Skoro Joey z „Przyjaciół” płakał, czytając „Małe kobietki”, to i ja mogłem się wzruszyć, oglądając najnowszą ekranizację powieści Louisy May Alcott, w reżyserii Grety Gerwig. Historia wydaje się banalna, tak jak, niestety, banalne i pełne niesprawiedliwości były losy kobiet w drugiej połowie XIX wieku.

Plakat filmu "Małe kobietki"
Plakat filmu „Małe kobietki”

Co w tej opowieści może być ciekawego? Cztery siostry, dzieciństwo w skromnym, chociaż szczęśliwym i pełnym miłości domu, wspólne marzenia, sympatie, troski i pierwsze nieśmiałe kroki w dojrzałość. I pragnienie, by dziecięce sny wreszcie się spełniły. Nic wyjątkowego dla literatury i filmu. Ale są jeszcze małe kobietki: pełna energii, ekscentryczna Jo (Saoirse Ronan) – autorka zabawnych opowiadań i sztuk teatralnych. Utalentowana muzycznie Beth (Eliza Scanlen) i marząca o aktorskiej sławie Meg (Emma Watson) oraz Amy (Florence Pugh), która chce poświęcić się malarstwu. Wszystkie wierzą, że życie ułoży się tak, jak tego pragną. Wystarczy tylko być wierną sobie.

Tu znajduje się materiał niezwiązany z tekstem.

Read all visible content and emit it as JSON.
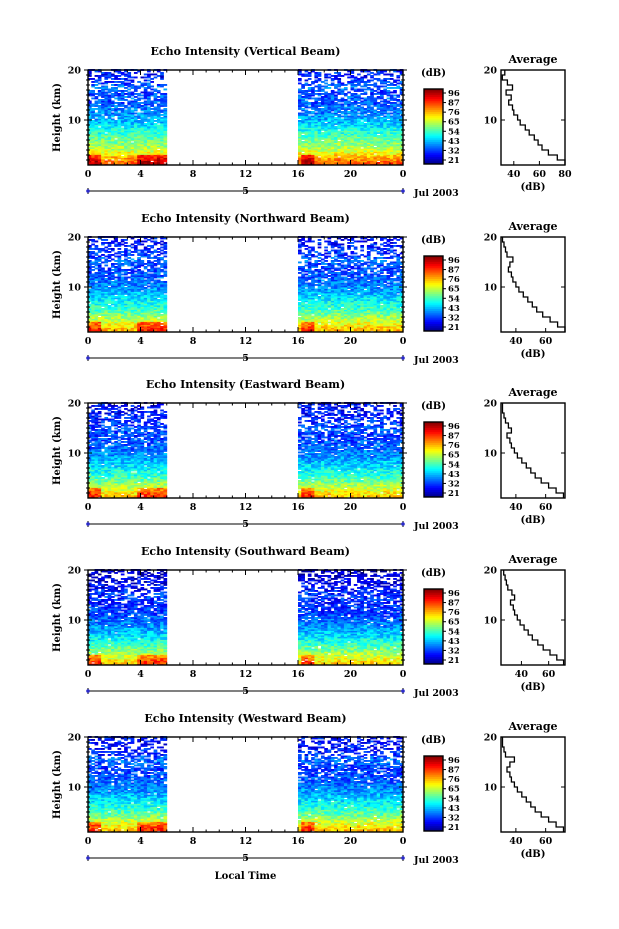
{
  "figure": {
    "xlabel": "Local Time",
    "ylabel": "Height (km)",
    "date_label": "Jul 2003",
    "day_label": "5",
    "colorbar_unit": "(dB)",
    "colorbar_ticks": [
      "96",
      "87",
      "76",
      "65",
      "54",
      "43",
      "32",
      "21"
    ],
    "avg_title": "Average",
    "avg_xlabel": "(dB)"
  },
  "chart_data": [
    {
      "type": "heatmap",
      "title": "Echo Intensity (Vertical Beam)",
      "xlabel": "Local Time",
      "ylabel": "Height (km)",
      "x_ticks": [
        "0",
        "4",
        "8",
        "12",
        "16",
        "20",
        "0"
      ],
      "xlim": [
        0,
        24
      ],
      "y_ticks": [
        "10",
        "20"
      ],
      "ylim": [
        1,
        20
      ],
      "data_intervals_hours": [
        [
          0,
          6
        ],
        [
          16,
          24
        ]
      ],
      "colorbar": {
        "unit": "(dB)",
        "min": 21,
        "max": 96
      },
      "average_profile": {
        "title": "Average",
        "xlabel": "(dB)",
        "x_ticks": [
          "40",
          "60",
          "80"
        ],
        "xlim": [
          30,
          80
        ],
        "y_ticks": [
          "10",
          "20"
        ],
        "ylim": [
          1,
          20
        ],
        "height_km": [
          1.5,
          2.5,
          3.5,
          4.5,
          5.5,
          6.5,
          7.5,
          8.5,
          9.5,
          10.5,
          11.5,
          12.5,
          13.5,
          14.5,
          15.5,
          16.5,
          17.5,
          18.5,
          19.5
        ],
        "db": [
          80,
          74,
          67,
          62,
          59,
          56,
          52,
          49,
          45,
          43,
          40,
          39,
          36,
          38,
          34,
          39,
          35,
          31,
          33
        ]
      }
    },
    {
      "type": "heatmap",
      "title": "Echo Intensity (Northward Beam)",
      "xlabel": "Local Time",
      "ylabel": "Height (km)",
      "x_ticks": [
        "0",
        "4",
        "8",
        "12",
        "16",
        "20",
        "0"
      ],
      "xlim": [
        0,
        24
      ],
      "y_ticks": [
        "10",
        "20"
      ],
      "ylim": [
        1,
        20
      ],
      "data_intervals_hours": [
        [
          0,
          6
        ],
        [
          16,
          24
        ]
      ],
      "colorbar": {
        "unit": "(dB)",
        "min": 21,
        "max": 96
      },
      "average_profile": {
        "title": "Average",
        "xlabel": "(dB)",
        "x_ticks": [
          "40",
          "60"
        ],
        "xlim": [
          30,
          73
        ],
        "y_ticks": [
          "10",
          "20"
        ],
        "ylim": [
          1,
          20
        ],
        "height_km": [
          1.5,
          2.5,
          3.5,
          4.5,
          5.5,
          6.5,
          7.5,
          8.5,
          9.5,
          10.5,
          11.5,
          12.5,
          13.5,
          14.5,
          15.5,
          16.5,
          17.5,
          18.5,
          19.5
        ],
        "db": [
          73,
          68,
          63,
          58,
          54,
          51,
          48,
          45,
          42,
          40,
          38,
          37,
          35,
          36,
          38,
          34,
          33,
          32,
          31
        ]
      }
    },
    {
      "type": "heatmap",
      "title": "Echo Intensity (Eastward Beam)",
      "xlabel": "Local Time",
      "ylabel": "Height (km)",
      "x_ticks": [
        "0",
        "4",
        "8",
        "12",
        "16",
        "20",
        "0"
      ],
      "xlim": [
        0,
        24
      ],
      "y_ticks": [
        "10",
        "20"
      ],
      "ylim": [
        1,
        20
      ],
      "data_intervals_hours": [
        [
          0,
          6
        ],
        [
          16,
          24
        ]
      ],
      "colorbar": {
        "unit": "(dB)",
        "min": 21,
        "max": 96
      },
      "average_profile": {
        "title": "Average",
        "xlabel": "(dB)",
        "x_ticks": [
          "40",
          "60"
        ],
        "xlim": [
          30,
          73
        ],
        "y_ticks": [
          "10",
          "20"
        ],
        "ylim": [
          1,
          20
        ],
        "height_km": [
          1.5,
          2.5,
          3.5,
          4.5,
          5.5,
          6.5,
          7.5,
          8.5,
          9.5,
          10.5,
          11.5,
          12.5,
          13.5,
          14.5,
          15.5,
          16.5,
          17.5,
          18.5,
          19.5
        ],
        "db": [
          72,
          67,
          62,
          57,
          53,
          50,
          47,
          44,
          41,
          39,
          37,
          36,
          34,
          37,
          35,
          33,
          32,
          31,
          31
        ]
      }
    },
    {
      "type": "heatmap",
      "title": "Echo Intensity (Southward Beam)",
      "xlabel": "Local Time",
      "ylabel": "Height (km)",
      "x_ticks": [
        "0",
        "4",
        "8",
        "12",
        "16",
        "20",
        "0"
      ],
      "xlim": [
        0,
        24
      ],
      "y_ticks": [
        "10",
        "20"
      ],
      "ylim": [
        1,
        20
      ],
      "data_intervals_hours": [
        [
          0,
          6
        ],
        [
          16,
          24
        ]
      ],
      "colorbar": {
        "unit": "(dB)",
        "min": 21,
        "max": 96
      },
      "average_profile": {
        "title": "Average",
        "xlabel": "(dB)",
        "x_ticks": [
          "40",
          "60"
        ],
        "xlim": [
          25,
          72
        ],
        "y_ticks": [
          "10",
          "20"
        ],
        "ylim": [
          1,
          20
        ],
        "height_km": [
          1.5,
          2.5,
          3.5,
          4.5,
          5.5,
          6.5,
          7.5,
          8.5,
          9.5,
          10.5,
          11.5,
          12.5,
          13.5,
          14.5,
          15.5,
          16.5,
          17.5,
          18.5,
          19.5
        ],
        "db": [
          71,
          66,
          61,
          56,
          52,
          48,
          45,
          42,
          39,
          37,
          35,
          34,
          32,
          35,
          33,
          30,
          29,
          28,
          27
        ]
      }
    },
    {
      "type": "heatmap",
      "title": "Echo Intensity (Westward Beam)",
      "xlabel": "Local Time",
      "ylabel": "Height (km)",
      "x_ticks": [
        "0",
        "4",
        "8",
        "12",
        "16",
        "20",
        "0"
      ],
      "xlim": [
        0,
        24
      ],
      "y_ticks": [
        "10",
        "20"
      ],
      "ylim": [
        1,
        20
      ],
      "data_intervals_hours": [
        [
          0,
          6
        ],
        [
          16,
          24
        ]
      ],
      "colorbar": {
        "unit": "(dB)",
        "min": 21,
        "max": 96
      },
      "average_profile": {
        "title": "Average",
        "xlabel": "(dB)",
        "x_ticks": [
          "40",
          "60"
        ],
        "xlim": [
          30,
          73
        ],
        "y_ticks": [
          "10",
          "20"
        ],
        "ylim": [
          1,
          20
        ],
        "height_km": [
          1.5,
          2.5,
          3.5,
          4.5,
          5.5,
          6.5,
          7.5,
          8.5,
          9.5,
          10.5,
          11.5,
          12.5,
          13.5,
          14.5,
          15.5,
          16.5,
          17.5,
          18.5,
          19.5
        ],
        "db": [
          72,
          67,
          62,
          57,
          53,
          50,
          47,
          44,
          41,
          39,
          37,
          36,
          34,
          36,
          39,
          33,
          32,
          31,
          31
        ]
      }
    }
  ]
}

I kochać, być dobrą, na przekór tego, co mówi świat.

Dodajmy jeszcze wrażliwą, poświęcającą się dla innych matkę (w tej roli Laura Dern), oraz ciotkę March (Meryl Streep), która twierdzi, że ktoś tę rodzinę musi utrzymać. Ciotka ma trochę racji: skoro ojciec dziewczynek jest na wojnie, może to zrobić wyłącznie kobieta, która bogato wyjdzie za mąż. March zabiera więc Amy do Paryża, by wydać ją za dobrze sytuowanego młodzieńca. Miłość nie ma tu nic do powiedzenia, bo kobieta tylko w ten sposób może zatroszczyć się o siebie i rodzinę.

I nagle życie małych kobietek mija jak za dotknięciem czarodziejskiej różdżki. Nie…, nie mija nagle, tylko stopniowo, dzień po dniu, niezauważalnie. Pomysł na siebie przestaje pasować do rzeczywistości, a miłość jest już tylko nieodwzajemnionym uczuciem albo – jeśli jest jeszcze uczuciem prawdziwym – to wyłącznie rani, zmuszając do bolesnych poświęceń.

Ale „Małe kobiety” to opowieść, która musi zakończyć się happy endem. Takie zadanie postawiła przed sobą Louisa May Alcott. „Spotkało mnie wiele przykrości, dlatego piszę wesołe historie” – przyznaje autorka. Ale jej książka wcale do wesołych nie należy. Bohaterki Alcott to kobiety, które przez życie idą z wyprostowanymi plecami, ale tylko dzięki sztywnym, wykrochmalonym gorsetom uszytym im przez mężczyzn. Finałowa scena filmu jest symboliczna: Jo musi zmienić zakończenie swojej książki. Przecież nie wypada, by kobieta rezygnowała z miłości do mężczyzny. Bycie starą panną? To niebezpieczny i ryzykowny finansowo precedens. Młoda pisarka ulega wydawcy, publikuje książkę i wyznają swoją miłość do Friedricha (Louis Garrel). Powieść kończy się tak, jak chcemy. Bo lubimy płakać ze szczęścia. Ale są to łzy, które mają gorzki smak.